All of which makes Jaguar's announcement that it will build and sell six lightweight E-Type coupes — just as they would have left the factory when the original, limited run finished in 1964 — that much more stunning. No major automaker has ever built such time machines for public consumption.
How can Jaguar do this? The credit might go to Carroll Shelby; the late sports-car legend was famous for building period-correct versions of his Shelby Cobra by using vehicle serial numbers that had been assigned in the 1960s but never assembled.

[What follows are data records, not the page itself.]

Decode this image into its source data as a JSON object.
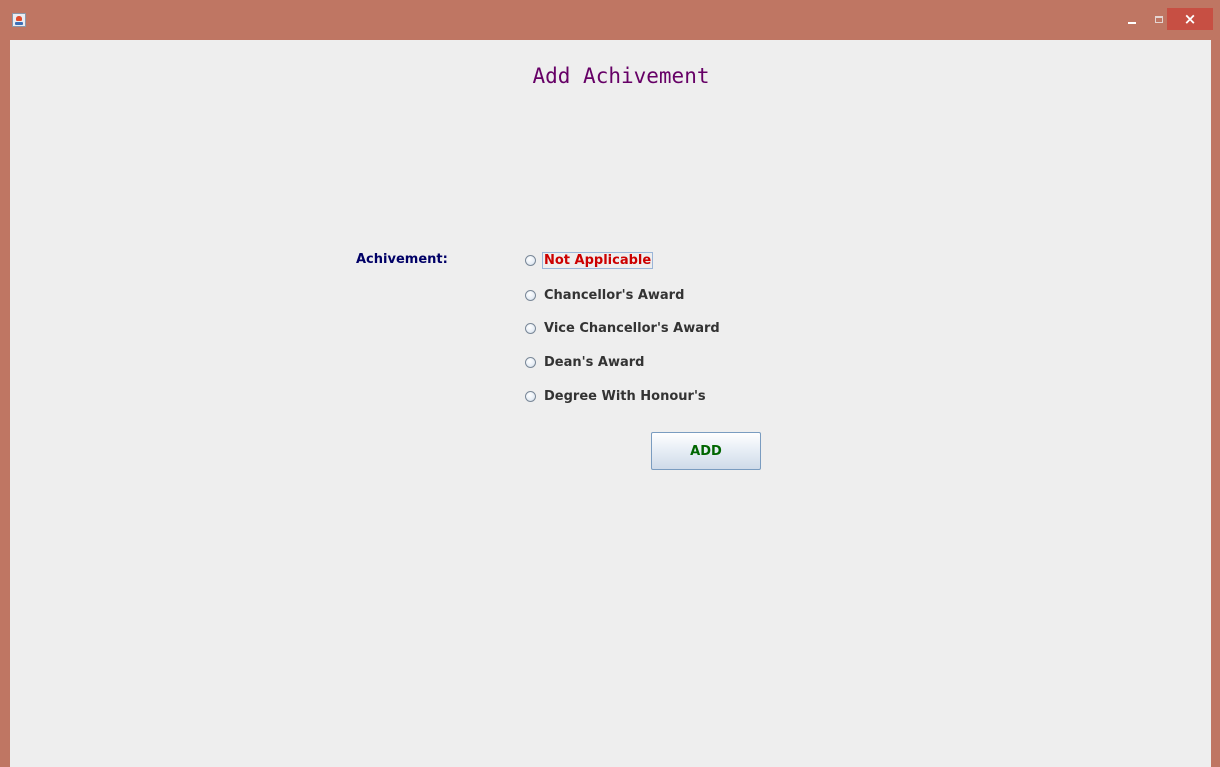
{
  "window": {
    "icon": "java-cup-icon",
    "controls": {
      "minimize_icon": "minimize-icon",
      "maximize_icon": "maximize-icon",
      "close_label": "×"
    }
  },
  "form": {
    "title": "Add Achivement",
    "field_label": "Achivement:",
    "options": [
      {
        "label": "Not Applicable",
        "selected": false,
        "focused": true
      },
      {
        "label": "Chancellor's Award",
        "selected": false
      },
      {
        "label": "Vice Chancellor's Award",
        "selected": false
      },
      {
        "label": "Dean's Award",
        "selected": false
      },
      {
        "label": "Degree With Honour's",
        "selected": false
      }
    ],
    "add_label": "ADD"
  },
  "colors": {
    "title": "#660066",
    "label": "#000066",
    "focused_option": "#cc0000",
    "option": "#333333",
    "add_text": "#006600",
    "frame": "#bf7663",
    "client_bg": "#eeeeee"
  }
}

In 1963, Jaguar assigned 18 serial numbers to build all-aluminum versions of its E-Type coupe for private racers, weighing some 250 lbs. less than regular E-Types, but only finished 12 a year later.
By using the final six numbers, Jaguar can have the new Lightweight E-Types meet international rules for historic racing; they still won't be street-legal thanks to their lack of emissions controls or modern crash safety.
Building the cars — of which only a seventh prototype copy has been completed so far — requires a mix of modern tools and historic knowledge. Jaguar digitally scanned the 230 pieces of bodywork and chassis of the original '63 to figure out how to stamp and assemble them in the modern era, calling in workers who had experience on the E-Type line in their youth.
From the wood-rim steering wheel to the magnesium-alloy wheels and even three Weber carburetors attached to the inline-six engine good for 300 hp, the new E-Types are almost mechanically identical to the originals. (The few nods to modernism mostly involve safety, like a lined fuel tank.)
And if you wonder whether this might be a car within your price range, chances are it's not: the numbers leaking out of Jaguar suggest a price tag somewhere north of $1.7 million apiece for the final six copies.
For that kind of money, a buyer could get a modern Bugatti Veyron with every available engineering advancement — but none of the nostalgia.